The malware loader referred to as Bumblebee is being more and more co-opted by risk actors related to BazarLoader, TrickBot, and IcedID of their campaigns to breach goal networks for post-exploitation actions.
“Bumblebee operators conduct intensive reconnaissance actions and redirect the output of executed instructions to recordsdata for exfiltration,” Cybereason researchers Meroujan Antonyan and Alon Laufer mentioned in a technical write-up.
Bumblebee first got here to mild in March 2022 when Google’s Menace Evaluation Group (TAG) unmasked the actions of an preliminary entry dealer dubbed Unique Lily with ties to the TrickBot and the bigger Conti collectives.
Usually delivered through preliminary entry acquired via spear-phishing campaigns, the modus operandi has since been tweaked by eschewing macro-laced paperwork in favor of ISO and LNK recordsdata, primarily in response to Microsoft’s resolution to block macros by default.
“Distribution of the malware is finished by phishing emails with an attachment or a hyperlink to a malicious archive containing Bumblebee,” the researchers mentioned. “The preliminary execution depends on the end-user execution which has to extract the archive, mount an ISO picture file, and click on a Home windows shortcut (LNK) file.”
The LNK file, for its half, comprises the command to launch the Bumblebee loader, which is then used as a conduit for next-stage actions comparable to persistence, privilege escalation, reconnaissance, and credential theft.
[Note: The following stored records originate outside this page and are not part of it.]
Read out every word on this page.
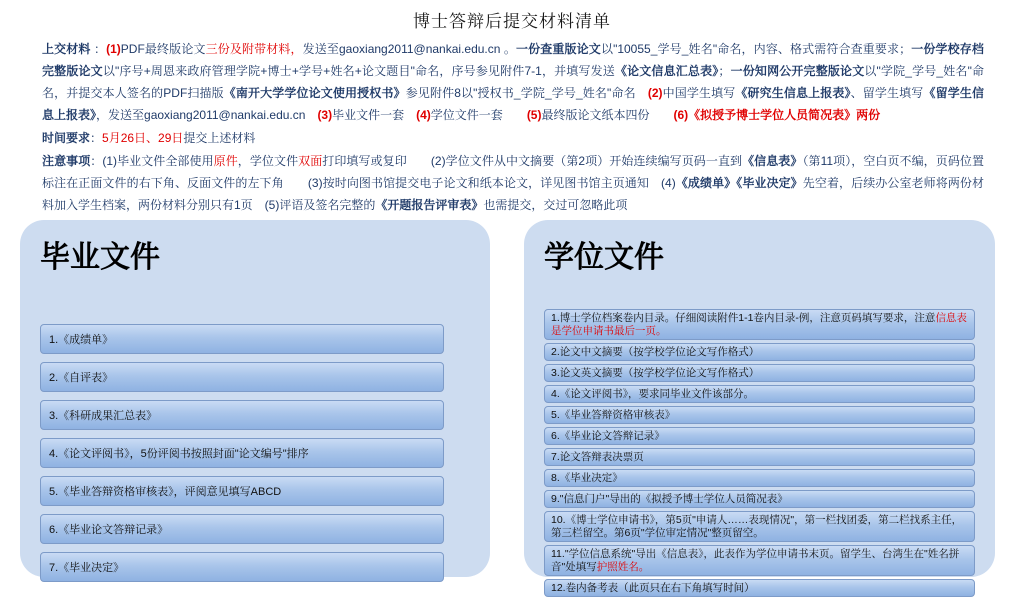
博士答辩后提交材料清单

上交材料 ：(1)PDF最终版论文三份及附带材料，发送至gaoxiang2011@nankai.edu.cn 。一份查重版论文以"10055_学号_姓名"命名，内容、格式需符合查重要求；一份学校存档完整版论文以"序号+周恩来政府管理学院+博士+学号+姓名+论文题目"命名，序号参见附件7-1，并填写发送《论文信息汇总表》；一份知网公开完整版论文以"学院_学号_姓名"命名，并提交本人签名的PDF扫描版《南开大学学位论文使用授权书》参见附件8以"授权书_学院_学号_姓名"命名　(2)中国学生填写《研究生信息上报表》、留学生填写《留学生信息上报表》，发送至gaoxiang2011@nankai.edu.cn　(3)毕业文件一套　(4)学位文件一套　　(5)最终版论文纸本四份　　(6)《拟授予博士学位人员简况表》两份

时间要求：5月26日、29日提交上述材料

注意事项：(1)毕业文件全部使用原件，学位文件双面打印填写或复印　　(2)学位文件从中文摘要（第2项）开始连续编写页码一直到《信息表》（第11项），空白页不编，页码位置标注在正面文件的右下角、反面文件的左下角　　(3)按时向图书馆提交电子论文和纸本论文，详见图书馆主页通知　(4)《成绩单》《毕业决定》先空着，后续办公室老师将两份材料加入学生档案，两份材料分别只有1页　(5)评语及签名完整的《开题报告评审表》也需提交，交过可忽略此项

毕业文件
1.《成绩单》
2.《自评表》
3.《科研成果汇总表》
4.《论文评阅书》，5份评阅书按照封面"论文编号"排序
5.《毕业答辩资格审核表》，评阅意见填写ABCD
6.《毕业论文答辩记录》
7.《毕业决定》
学位文件
1.博士学位档案卷内目录。仔细阅读附件1-1卷内目录-例，注意页码填写要求，注意信息表是学位申请书最后一页。
2.论文中文摘要（按学校学位论文写作格式）
3.论文英文摘要（按学校学位论文写作格式）
4.《论文评阅书》，要求同毕业文件该部分。
5.《毕业答辩资格审核表》
6.《毕业论文答辩记录》
7.论文答辩表决票页
8.《毕业决定》
9."信息门户"导出的《拟授予博士学位人员简况表》
10.《博士学位申请书》，第5页"申请人……表现情况"，第一栏找团委，第二栏找系主任，第三栏留空。第6页"学位审定情况"整页留空。
11."学位信息系统"导出《信息表》，此表作为学位申请书末页。留学生、台湾生在"姓名拼音"处填写护照姓名。
12.卷内备考表（此页只在右下角填写时间）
Additionally employed in the course of the assault is the Cobalt Strike adversary simulation framework upon gaining elevated privileges on contaminated endpoints, enabling the risk actor to laterally transfer throughout the community. Persistence is achieved by deploying AnyDesk distant desktop software program.
Within the incident analyzed by Cybereason, the stolen credentials of a extremely privileged person had been subsequently utilized to grab management of the Energetic Listing, to not point out create an area person account for knowledge exfiltration.
“The time it took between preliminary entry and Energetic Listing compromise was lower than two days,” the cybersecurity agency mentioned. “Assaults involving Bumblebee have to be handled as essential, […] and this loader is understood for ransomware supply.”